At more than a dozen points in “A Jury of Her Peers,” characters laugh or refer to laughter. Not once, however, is the laughter a sound of unmixed joy or happiness. Instead, it serves two functions: to mock and to evade. Laughter serves as a motif that guides readers as they interpret how the characters react to each other and to the dire situation in which they find themselves.

Mocking laughter belongs to the male characters, and they turn it against the women, including Minnie, throughout the story. Minnie’s odd laughter, when Mr. Hale finds her rocking in her kitchen, contributes to her arrest. The men laugh mockingly at the women’s interest in things that matter to them—for example, the effort that went into Minnie’s jars of fruit. They take special delight in laughing at the women for wondering how Minnie planned to make the quilt, renewing their joke three times and, of course, setting up the story’s final incriminating line. They laugh at the notions that the women would take anything “dangerous” to Minnie and that they could find clues to a crime. Because the men laugh at the wrong things, they fail to prove a motive in Wright’s murder.

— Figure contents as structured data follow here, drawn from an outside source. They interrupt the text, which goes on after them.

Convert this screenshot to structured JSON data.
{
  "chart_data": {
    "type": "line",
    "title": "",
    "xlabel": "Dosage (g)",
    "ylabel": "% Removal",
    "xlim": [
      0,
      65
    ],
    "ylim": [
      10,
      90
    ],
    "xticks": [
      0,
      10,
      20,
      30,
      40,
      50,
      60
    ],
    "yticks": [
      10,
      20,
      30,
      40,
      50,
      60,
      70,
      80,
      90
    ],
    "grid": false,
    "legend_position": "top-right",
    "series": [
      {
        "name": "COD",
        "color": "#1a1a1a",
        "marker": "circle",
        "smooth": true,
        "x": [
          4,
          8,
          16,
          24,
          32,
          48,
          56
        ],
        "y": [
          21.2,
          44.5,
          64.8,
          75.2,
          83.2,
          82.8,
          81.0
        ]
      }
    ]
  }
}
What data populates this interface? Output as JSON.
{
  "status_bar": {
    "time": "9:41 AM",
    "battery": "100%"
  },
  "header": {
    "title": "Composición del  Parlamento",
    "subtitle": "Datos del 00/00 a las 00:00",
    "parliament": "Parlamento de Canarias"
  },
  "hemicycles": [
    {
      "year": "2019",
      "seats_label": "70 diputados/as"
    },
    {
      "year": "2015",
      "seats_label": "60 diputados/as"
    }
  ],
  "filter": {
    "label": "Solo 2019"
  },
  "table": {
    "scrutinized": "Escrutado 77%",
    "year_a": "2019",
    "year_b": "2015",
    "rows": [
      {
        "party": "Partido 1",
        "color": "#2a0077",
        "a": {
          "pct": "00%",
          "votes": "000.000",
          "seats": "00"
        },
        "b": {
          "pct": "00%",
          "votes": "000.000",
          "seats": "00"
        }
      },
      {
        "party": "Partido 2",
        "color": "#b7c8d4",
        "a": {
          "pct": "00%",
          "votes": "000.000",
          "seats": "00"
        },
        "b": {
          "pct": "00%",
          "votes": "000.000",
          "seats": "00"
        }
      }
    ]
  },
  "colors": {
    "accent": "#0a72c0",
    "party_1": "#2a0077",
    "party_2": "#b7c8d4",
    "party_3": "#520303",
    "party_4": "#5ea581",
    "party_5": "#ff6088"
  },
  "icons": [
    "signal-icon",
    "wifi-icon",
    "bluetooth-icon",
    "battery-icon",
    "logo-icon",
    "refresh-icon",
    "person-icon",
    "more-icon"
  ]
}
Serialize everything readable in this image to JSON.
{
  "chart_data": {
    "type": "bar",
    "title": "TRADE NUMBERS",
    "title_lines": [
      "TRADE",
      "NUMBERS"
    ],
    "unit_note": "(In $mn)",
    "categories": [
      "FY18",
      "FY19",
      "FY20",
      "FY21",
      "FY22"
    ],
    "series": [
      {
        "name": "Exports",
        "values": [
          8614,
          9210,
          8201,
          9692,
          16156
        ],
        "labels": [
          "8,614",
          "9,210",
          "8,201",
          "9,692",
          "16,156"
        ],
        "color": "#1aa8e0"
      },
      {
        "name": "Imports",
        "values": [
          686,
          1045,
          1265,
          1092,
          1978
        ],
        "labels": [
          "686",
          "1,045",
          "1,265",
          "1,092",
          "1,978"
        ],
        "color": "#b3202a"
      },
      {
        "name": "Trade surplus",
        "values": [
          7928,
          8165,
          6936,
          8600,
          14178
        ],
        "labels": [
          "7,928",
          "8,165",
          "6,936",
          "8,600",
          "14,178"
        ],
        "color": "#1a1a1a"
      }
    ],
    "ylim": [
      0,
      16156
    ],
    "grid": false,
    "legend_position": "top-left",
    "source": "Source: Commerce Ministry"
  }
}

Evasive laughter belongs mainly to Mrs. Peters, whose laughter helps her avoid the unpleasant facts that pile up and relieves her nervousness about being at the scene in the first place. Mrs. Hale, the more resolute woman, laughs only once, and it may be the only genuinely healthy laughter in the story. She’s amused by the idea of being afraid of cats. But she does speak of laughter, to fault the men for laughing at her and Mrs. Peters. Being targets of the men’s mockery provides the women, who don’t know each other well, with a common grievance.